Answer has to be in exact form. Find the area of the region between a regular hexagon with sides of 6" and its inscribed circle.
You can split your hexagon up into 6 equal equilateral triangles with sides of 6
Drawing the height in one of them, let the height be h
h^2 + 3^2 = 6^2
h^2 = 36-9
h = √27 or 3√3
area of one is (1/2)(6)(3√3) = 9√3
so the area of the hexagon is 54√3
the inscribed circle has radius 3√3 or √27
area of that circle = π(√27)^2 = 27π
So area between circle and hexagon
= 54√3 - 27π
To find the area of the region between a regular hexagon and its inscribed circle, you can follow these steps:
1. Find the area of the hexagon:
- Using the formula for the area of a regular hexagon, A_hex = (3√3 / 2) * s^2, where s is the length of each side.
- Substitute the given side length of 6 inches into the formula:
A_hex = (3√3 / 2) * 6^2
A_hex = (3√3 / 2) * 36
A_hex = 54√3 square inches
2. Find the area of the circle:
- The radius of the inscribed circle can be found by dividing the side length of the hexagon by 2, so r = s / 2.
- Calculate the area of the circle using the formula A_circle = π * r^2:
A_circle = π * (6/2)^2
A_circle = π * 3^2
A_circle = 9π square inches
3. Find the area of the region between the hexagon and its inscribed circle:
- Subtract the area of the circle from the area of the hexagon:
A_region = A_hex - A_circle
A_region = 54√3 - 9π square inches
Thus, the area of the region between the regular hexagon with sides of 6 inches and its inscribed circle is 54√3 - 9π square inches.
To find the area of the region between the regular hexagon and its inscribed circle, we will need to calculate the areas of both shapes separately and then subtract.
First, let's find the area of the regular hexagon. A regular hexagon is composed of six equal equilateral triangles.

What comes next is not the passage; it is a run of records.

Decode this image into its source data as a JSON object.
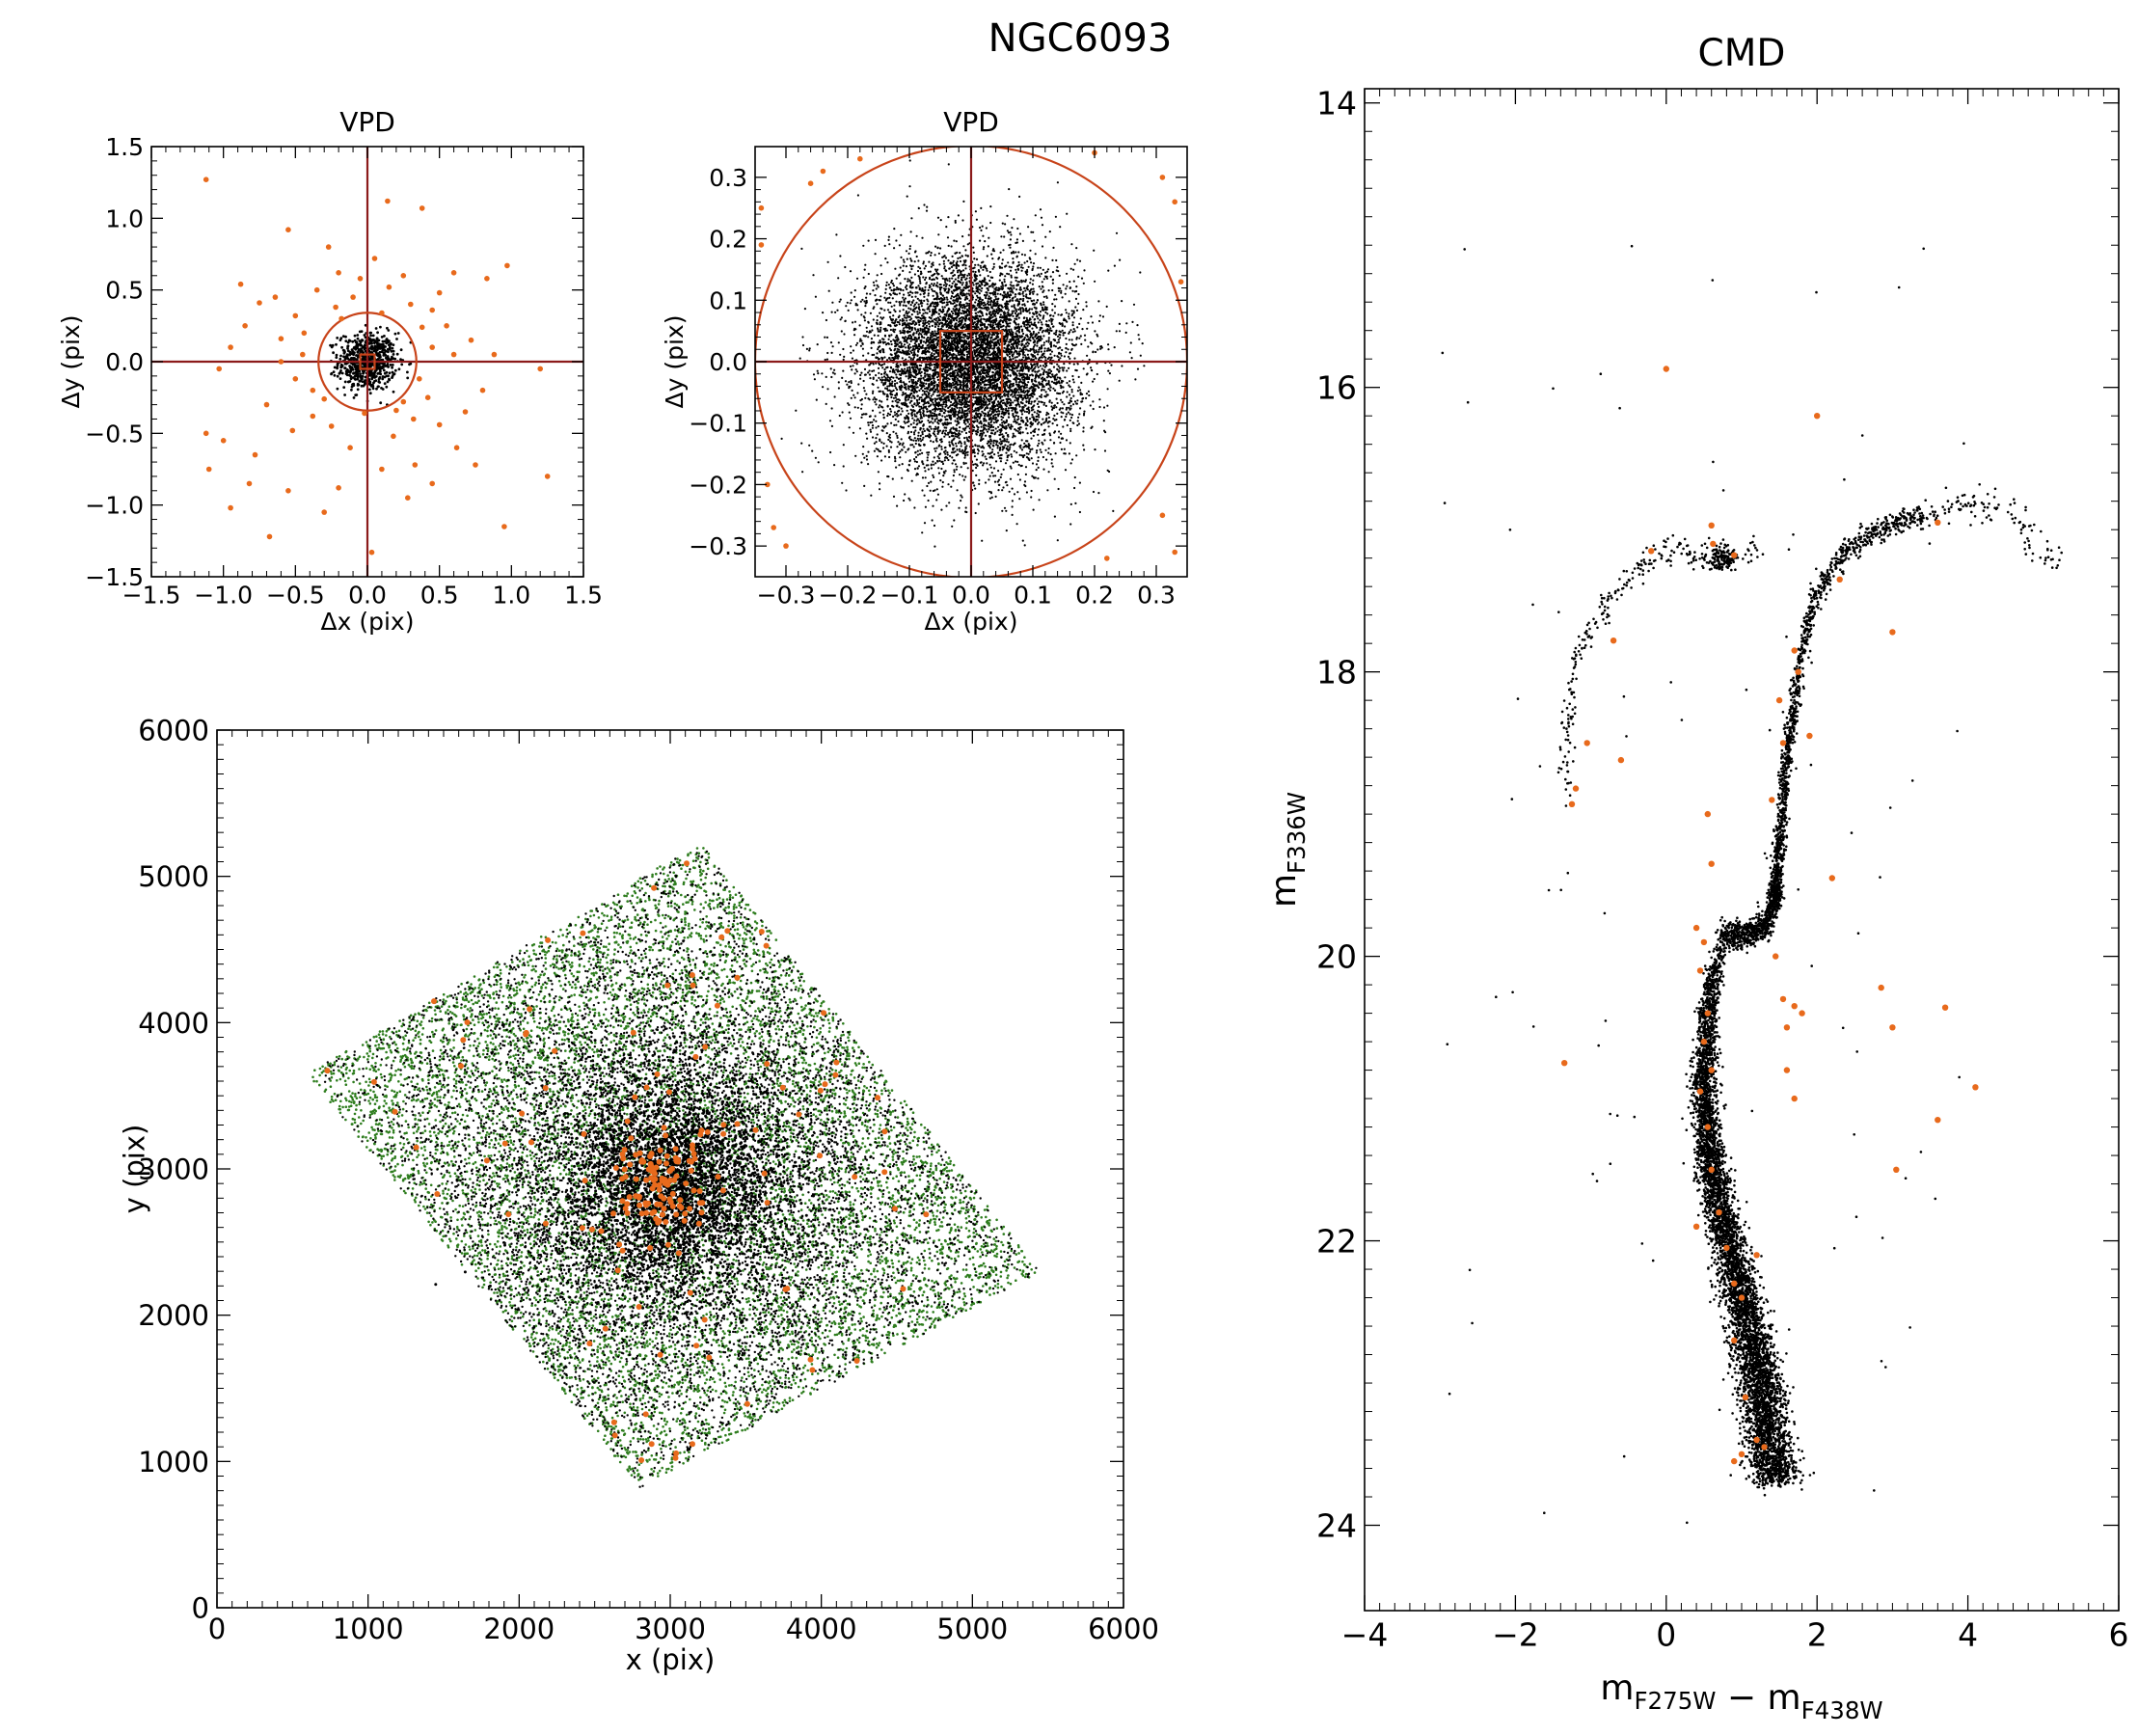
{
  "figure": {
    "title": "NGC6093",
    "colors": {
      "axes": "#000000",
      "accent": "#c8441a",
      "cross": "#8b1a1a",
      "member": "#e86a1c",
      "field": "#000000",
      "ring": "#2e7d1e"
    }
  },
  "chart_data": [
    {
      "id": "vpd-wide",
      "type": "scatter",
      "title": "VPD",
      "xlabel": "Δx (pix)",
      "ylabel": "Δy (pix)",
      "xlim": [
        -1.5,
        1.5
      ],
      "ylim": [
        -1.5,
        1.5
      ],
      "xticks": [
        -1.5,
        -1.0,
        -0.5,
        0.0,
        0.5,
        1.0,
        1.5
      ],
      "yticks": [
        -1.5,
        -1.0,
        -0.5,
        0.0,
        0.5,
        1.0,
        1.5
      ],
      "xtick_labels": [
        "−1.5",
        "−1.0",
        "−0.5",
        "0.0",
        "0.5",
        "1.0",
        "1.5"
      ],
      "ytick_labels": [
        "−1.5",
        "−1.0",
        "−0.5",
        "0.0",
        "0.5",
        "1.0",
        "1.5"
      ],
      "selection_circle_radius": 0.34,
      "selection_box_halfwidth": 0.05,
      "series": [
        {
          "role": "selected",
          "color": "#000000",
          "distribution": "gaussian",
          "center": [
            0,
            0
          ],
          "sigma": 0.1,
          "count": 700
        },
        {
          "role": "rejected",
          "color": "#e86a1c",
          "points": [
            [
              -1.12,
              1.27
            ],
            [
              -0.55,
              0.92
            ],
            [
              -0.27,
              0.8
            ],
            [
              0.14,
              1.12
            ],
            [
              0.38,
              1.07
            ],
            [
              0.6,
              0.62
            ],
            [
              0.97,
              0.67
            ],
            [
              0.83,
              0.58
            ],
            [
              -0.88,
              0.54
            ],
            [
              -0.75,
              0.41
            ],
            [
              -0.64,
              0.45
            ],
            [
              -0.5,
              0.32
            ],
            [
              -0.35,
              0.5
            ],
            [
              -0.2,
              0.62
            ],
            [
              0.25,
              0.6
            ],
            [
              0.5,
              0.48
            ],
            [
              0.45,
              0.36
            ],
            [
              0.3,
              0.4
            ],
            [
              0.15,
              0.52
            ],
            [
              -0.1,
              0.45
            ],
            [
              -0.22,
              0.38
            ],
            [
              -0.44,
              0.2
            ],
            [
              -0.6,
              0.16
            ],
            [
              -0.85,
              0.25
            ],
            [
              -0.95,
              0.1
            ],
            [
              -1.03,
              -0.05
            ],
            [
              -0.6,
              0.0
            ],
            [
              0.45,
              0.1
            ],
            [
              0.6,
              0.05
            ],
            [
              0.72,
              0.15
            ],
            [
              0.88,
              0.05
            ],
            [
              1.2,
              -0.05
            ],
            [
              -1.12,
              -0.5
            ],
            [
              -1.0,
              -0.55
            ],
            [
              -0.78,
              -0.65
            ],
            [
              -0.52,
              -0.48
            ],
            [
              -0.38,
              -0.38
            ],
            [
              -0.25,
              -0.45
            ],
            [
              -0.12,
              -0.6
            ],
            [
              0.18,
              -0.52
            ],
            [
              0.32,
              -0.4
            ],
            [
              0.5,
              -0.44
            ],
            [
              0.62,
              -0.6
            ],
            [
              0.45,
              -0.85
            ],
            [
              0.28,
              -0.95
            ],
            [
              0.1,
              -0.75
            ],
            [
              -0.2,
              -0.88
            ],
            [
              -0.55,
              -0.9
            ],
            [
              -0.68,
              -1.22
            ],
            [
              -0.95,
              -1.02
            ],
            [
              -0.3,
              -1.05
            ],
            [
              0.03,
              -1.33
            ],
            [
              0.33,
              -0.72
            ],
            [
              0.75,
              -0.72
            ],
            [
              0.95,
              -1.15
            ],
            [
              1.25,
              -0.8
            ],
            [
              -0.82,
              -0.85
            ],
            [
              -1.1,
              -0.75
            ],
            [
              0.05,
              0.72
            ],
            [
              -0.05,
              0.58
            ],
            [
              0.38,
              0.24
            ],
            [
              0.55,
              0.25
            ],
            [
              -0.45,
              0.05
            ],
            [
              -0.5,
              -0.12
            ],
            [
              -0.38,
              -0.2
            ],
            [
              0.36,
              -0.12
            ],
            [
              0.42,
              -0.25
            ],
            [
              0.25,
              -0.28
            ],
            [
              -0.18,
              0.3
            ],
            [
              0.1,
              0.34
            ],
            [
              -0.02,
              -0.36
            ],
            [
              0.2,
              -0.34
            ],
            [
              -0.3,
              -0.26
            ],
            [
              0.68,
              -0.35
            ],
            [
              0.8,
              -0.2
            ],
            [
              -0.7,
              -0.3
            ]
          ]
        }
      ]
    },
    {
      "id": "vpd-zoom",
      "type": "scatter",
      "title": "VPD",
      "xlabel": "Δx (pix)",
      "ylabel": "Δy (pix)",
      "xlim": [
        -0.35,
        0.35
      ],
      "ylim": [
        -0.35,
        0.35
      ],
      "xticks": [
        -0.3,
        -0.2,
        -0.1,
        0.0,
        0.1,
        0.2,
        0.3
      ],
      "yticks": [
        -0.3,
        -0.2,
        -0.1,
        0.0,
        0.1,
        0.2,
        0.3
      ],
      "xtick_labels": [
        "−0.3",
        "−0.2",
        "−0.1",
        "0.0",
        "0.1",
        "0.2",
        "0.3"
      ],
      "ytick_labels": [
        "−0.3",
        "−0.2",
        "−0.1",
        "0.0",
        "0.1",
        "0.2",
        "0.3"
      ],
      "selection_circle_radius": 0.35,
      "selection_box_halfwidth": 0.05,
      "series": [
        {
          "role": "selected",
          "color": "#000000",
          "distribution": "gaussian",
          "center": [
            0,
            0
          ],
          "sigma": 0.085,
          "count": 8000
        },
        {
          "role": "rejected",
          "color": "#e86a1c",
          "points": [
            [
              -0.26,
              0.29
            ],
            [
              -0.24,
              0.31
            ],
            [
              -0.34,
              0.25
            ],
            [
              0.31,
              0.3
            ],
            [
              0.33,
              0.26
            ],
            [
              0.34,
              0.13
            ],
            [
              -0.34,
              0.19
            ],
            [
              -0.33,
              -0.2
            ],
            [
              -0.32,
              -0.27
            ],
            [
              -0.3,
              -0.3
            ],
            [
              0.31,
              -0.25
            ],
            [
              0.33,
              -0.31
            ],
            [
              0.2,
              0.34
            ],
            [
              -0.18,
              0.33
            ],
            [
              0.22,
              -0.32
            ]
          ]
        }
      ]
    },
    {
      "id": "field-map",
      "type": "scatter",
      "xlabel": "x (pix)",
      "ylabel": "y (pix)",
      "xlim": [
        0,
        6000
      ],
      "ylim": [
        0,
        6000
      ],
      "xticks": [
        0,
        1000,
        2000,
        3000,
        4000,
        5000,
        6000
      ],
      "yticks": [
        0,
        1000,
        2000,
        3000,
        4000,
        5000,
        6000
      ],
      "xtick_labels": [
        "0",
        "1000",
        "2000",
        "3000",
        "4000",
        "5000",
        "6000"
      ],
      "ytick_labels": [
        "0",
        "1000",
        "2000",
        "3000",
        "4000",
        "5000",
        "6000"
      ],
      "footprint_corners": [
        [
          600,
          3650
        ],
        [
          3200,
          5230
        ],
        [
          5450,
          2300
        ],
        [
          2800,
          820
        ]
      ],
      "cluster_center": [
        3000,
        2900
      ],
      "series": [
        {
          "role": "all-stars",
          "color": "#2e7d1e",
          "distribution": "uniform-in-footprint",
          "count": 9000
        },
        {
          "role": "well-measured",
          "color": "#000000",
          "distribution": "concentrated",
          "center": [
            3000,
            2900
          ],
          "sigma": 900,
          "count": 9000
        },
        {
          "role": "rejected",
          "color": "#e86a1c",
          "distribution": "core-plus-scatter",
          "center": [
            2930,
            2900
          ],
          "sigma": 150,
          "count": 210
        }
      ]
    },
    {
      "id": "cmd",
      "type": "scatter",
      "title": "CMD",
      "xlabel": "m_F275W − m_F438W",
      "ylabel": "m_F336W",
      "xlim": [
        -4.0,
        6.0
      ],
      "ylim": [
        24.6,
        13.9
      ],
      "y_inverted": true,
      "xticks": [
        -4,
        -2,
        0,
        2,
        4,
        6
      ],
      "yticks": [
        14,
        16,
        18,
        20,
        22,
        24
      ],
      "xtick_labels": [
        "−4",
        "−2",
        "0",
        "2",
        "4",
        "6"
      ],
      "ytick_labels": [
        "14",
        "16",
        "18",
        "20",
        "22",
        "24"
      ],
      "sequences": {
        "main_sequence_ridge": [
          [
            0.72,
            19.9
          ],
          [
            0.55,
            20.4
          ],
          [
            0.5,
            21.0
          ],
          [
            0.6,
            21.5
          ],
          [
            0.82,
            22.0
          ],
          [
            1.05,
            22.5
          ],
          [
            1.25,
            23.0
          ],
          [
            1.38,
            23.5
          ],
          [
            1.45,
            23.7
          ]
        ],
        "subgiant_branch": [
          [
            0.72,
            19.85
          ],
          [
            1.0,
            19.85
          ],
          [
            1.3,
            19.8
          ],
          [
            1.45,
            19.6
          ]
        ],
        "red_giant_branch": [
          [
            1.45,
            19.6
          ],
          [
            1.5,
            19.2
          ],
          [
            1.6,
            18.6
          ],
          [
            1.75,
            18.0
          ],
          [
            1.95,
            17.5
          ],
          [
            2.3,
            17.2
          ],
          [
            2.8,
            17.0
          ],
          [
            3.4,
            16.9
          ]
        ],
        "agb_tip": [
          [
            3.4,
            16.9
          ],
          [
            4.0,
            16.8
          ],
          [
            4.6,
            16.9
          ],
          [
            5.2,
            17.3
          ]
        ],
        "horizontal_branch": [
          [
            -1.3,
            18.9
          ],
          [
            -1.3,
            18.2
          ],
          [
            -1.2,
            17.9
          ],
          [
            -1.0,
            17.7
          ],
          [
            -0.6,
            17.4
          ],
          [
            -0.2,
            17.2
          ],
          [
            0.3,
            17.15
          ],
          [
            0.6,
            17.2
          ],
          [
            0.9,
            17.2
          ],
          [
            1.2,
            17.15
          ]
        ],
        "red_clump": [
          0.75,
          17.2
        ]
      },
      "series": [
        {
          "role": "selected",
          "color": "#000000",
          "distribution": "along-sequences",
          "count": 9000
        },
        {
          "role": "rejected",
          "color": "#e86a1c",
          "points": [
            [
              0.0,
              15.87
            ],
            [
              2.0,
              16.2
            ],
            [
              0.6,
              16.97
            ],
            [
              0.62,
              17.1
            ],
            [
              0.9,
              17.18
            ],
            [
              -0.2,
              17.15
            ],
            [
              -0.7,
              17.78
            ],
            [
              -1.05,
              18.5
            ],
            [
              -0.6,
              18.62
            ],
            [
              -1.2,
              18.82
            ],
            [
              -1.25,
              18.93
            ],
            [
              1.7,
              17.85
            ],
            [
              1.75,
              18.0
            ],
            [
              1.5,
              18.2
            ],
            [
              1.55,
              18.5
            ],
            [
              1.9,
              18.45
            ],
            [
              3.0,
              17.72
            ],
            [
              3.6,
              16.95
            ],
            [
              2.3,
              17.35
            ],
            [
              1.4,
              18.9
            ],
            [
              0.55,
              19.0
            ],
            [
              0.6,
              19.35
            ],
            [
              2.2,
              19.45
            ],
            [
              0.4,
              19.8
            ],
            [
              0.5,
              19.9
            ],
            [
              0.45,
              20.1
            ],
            [
              0.55,
              20.4
            ],
            [
              0.5,
              20.6
            ],
            [
              0.6,
              20.8
            ],
            [
              0.45,
              20.95
            ],
            [
              0.55,
              21.2
            ],
            [
              0.6,
              21.5
            ],
            [
              0.7,
              21.8
            ],
            [
              0.8,
              22.05
            ],
            [
              0.9,
              22.3
            ],
            [
              1.0,
              22.4
            ],
            [
              1.2,
              22.1
            ],
            [
              1.45,
              20.0
            ],
            [
              1.55,
              20.3
            ],
            [
              1.6,
              20.5
            ],
            [
              1.7,
              20.35
            ],
            [
              1.8,
              20.4
            ],
            [
              1.6,
              20.8
            ],
            [
              1.7,
              21.0
            ],
            [
              -1.35,
              20.75
            ],
            [
              2.85,
              20.22
            ],
            [
              3.0,
              20.5
            ],
            [
              3.7,
              20.36
            ],
            [
              4.1,
              20.92
            ],
            [
              3.6,
              21.15
            ],
            [
              3.05,
              21.5
            ],
            [
              0.4,
              21.9
            ],
            [
              0.9,
              22.7
            ],
            [
              1.05,
              23.1
            ],
            [
              1.2,
              23.4
            ],
            [
              1.0,
              23.5
            ],
            [
              0.9,
              23.55
            ],
            [
              1.3,
              23.45
            ]
          ]
        }
      ]
    }
  ]
}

We can calculate the area of one of these triangles and then multiply it by 6 to find the total area of the hexagon.
To find the area of an equilateral triangle, we use the formula A = (s^2√3) / 4, where A represents the area and s represents the length of each side.
In this case, the length of each side of the equilateral triangle (and the hexagon) is given as 6 inches. Plugging this into the formula, we get:
A_triangle = (6^2√3) / 4
= (36√3) / 4
= 9√3
Now we can calculate the area of the hexagon by multiplying the area of one triangle by 6:
A_hexagon = 6 * A_triangle
= 6 * (9√3)
= 54√3
Next, we need to find the area of the inscribed circle. The radius of the inscribed circle is equal to half the length of one side of the hexagon (since it touches the midpoints of all six sides). Therefore, the radius of the circle is 6 / 2 = 3 inches.
To find the area of the circle, we use the formula A = πr^2, where A represents the area and r represents the radius. Plugging in the values, we get:
A_circle = π * (3^2)
= 9π
Finally, we can find the area of the region between the hexagon and the circle by subtracting the area of the circle from the area of the hexagon:
Area = A_hexagon - A_circle
= 54√3 - 9π
So, the area of the region between the regular hexagon with sides of 6 inches and its inscribed circle is given by the expression 54√3 - 9π square inches.